Car je ne me fais pas d'illusion : le sentiment anti-avortement est à mon sens un des traits les mieux partagés entre les être humains, toutes cultures, religions ou convictions confondues, au même titre que le racisme, le sexisme ou l'homophobie. Par là, je n'entends pas la forme la plus extrême, la plus visible des ces fascismes, qui fédère (heureusement) une grande majorité contre elle, mais plutôt la multitude de formes plus quotidiennes, moins conscientes, et ô combien plus répandues.
D'une manière générale, en Europe (Irlande, Malte, Pologne etc. exclus ; oups, finalement ça fait pas mal, ce qui illustre mon propos), le droit à l'avortement, comme l'abolition de la pein de mort, semble faire l'unanimité, et la levée de boucliers quand on tente de s'y attaquer est telle que les tentatives ne font jamais long feu.
J'étais ainsi tombée de haut, il y a 1 ou 2 ans, à la lecture d'un sondage sur Internet, et des commentaires l'accompagnant. Si la plupart des internautes s'accordaient à défendre le droit à l'avortement, il y avait quasiment toujours un "mais". Mais il faudrait peut-être s'assurer que l'avortement ne remplace pas la contraception, mais il faudrait le réserver à des cas extrêmes (viol), mais tout de même, ma femme est enceinte et je n'arrive pas à concevoir blablabla.
Ah oui, c'est vrai, cocorico pour un pays où la contraception est si bien promue et remboursée que chaque année, des centaines de milliers de naissances étaient au départ non désirées.

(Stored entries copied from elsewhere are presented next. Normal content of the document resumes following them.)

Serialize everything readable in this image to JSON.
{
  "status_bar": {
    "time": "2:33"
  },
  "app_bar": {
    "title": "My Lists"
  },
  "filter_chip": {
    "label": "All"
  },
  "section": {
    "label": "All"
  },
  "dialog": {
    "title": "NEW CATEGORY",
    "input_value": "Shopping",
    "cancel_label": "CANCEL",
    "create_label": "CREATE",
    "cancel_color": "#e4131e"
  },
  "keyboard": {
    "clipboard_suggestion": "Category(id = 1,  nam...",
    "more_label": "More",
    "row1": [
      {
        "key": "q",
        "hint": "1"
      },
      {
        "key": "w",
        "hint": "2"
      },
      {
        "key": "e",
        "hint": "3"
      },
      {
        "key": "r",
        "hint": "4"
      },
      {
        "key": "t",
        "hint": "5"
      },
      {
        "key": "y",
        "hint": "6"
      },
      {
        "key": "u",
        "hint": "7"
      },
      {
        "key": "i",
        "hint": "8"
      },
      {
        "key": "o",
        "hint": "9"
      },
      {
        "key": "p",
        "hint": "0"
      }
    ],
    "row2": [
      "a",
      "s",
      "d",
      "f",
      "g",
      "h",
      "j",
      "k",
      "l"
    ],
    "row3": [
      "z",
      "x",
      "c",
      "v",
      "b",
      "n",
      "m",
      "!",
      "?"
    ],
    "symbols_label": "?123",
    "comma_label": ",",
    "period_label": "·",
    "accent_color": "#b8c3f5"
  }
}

Ah oui, c'est vrai, les "pro life" refusent que l'on "assassine" ce qu'ils considèrent comme des être humains à part entière dans la majorité des cas, mais s'ils sont issus d'un viol, c'est différent. Ah bon, alors si c'est exactement pareil de les "tuer" entre 0 et 12 semaines de grossesse qu'au bout de 37, voire à la naissance, comment justifier le "meurtre" d'êtres humains innocents, complètement impuissants quant à la façon , si dramatique soit-elle, dont ils ont été conçus ?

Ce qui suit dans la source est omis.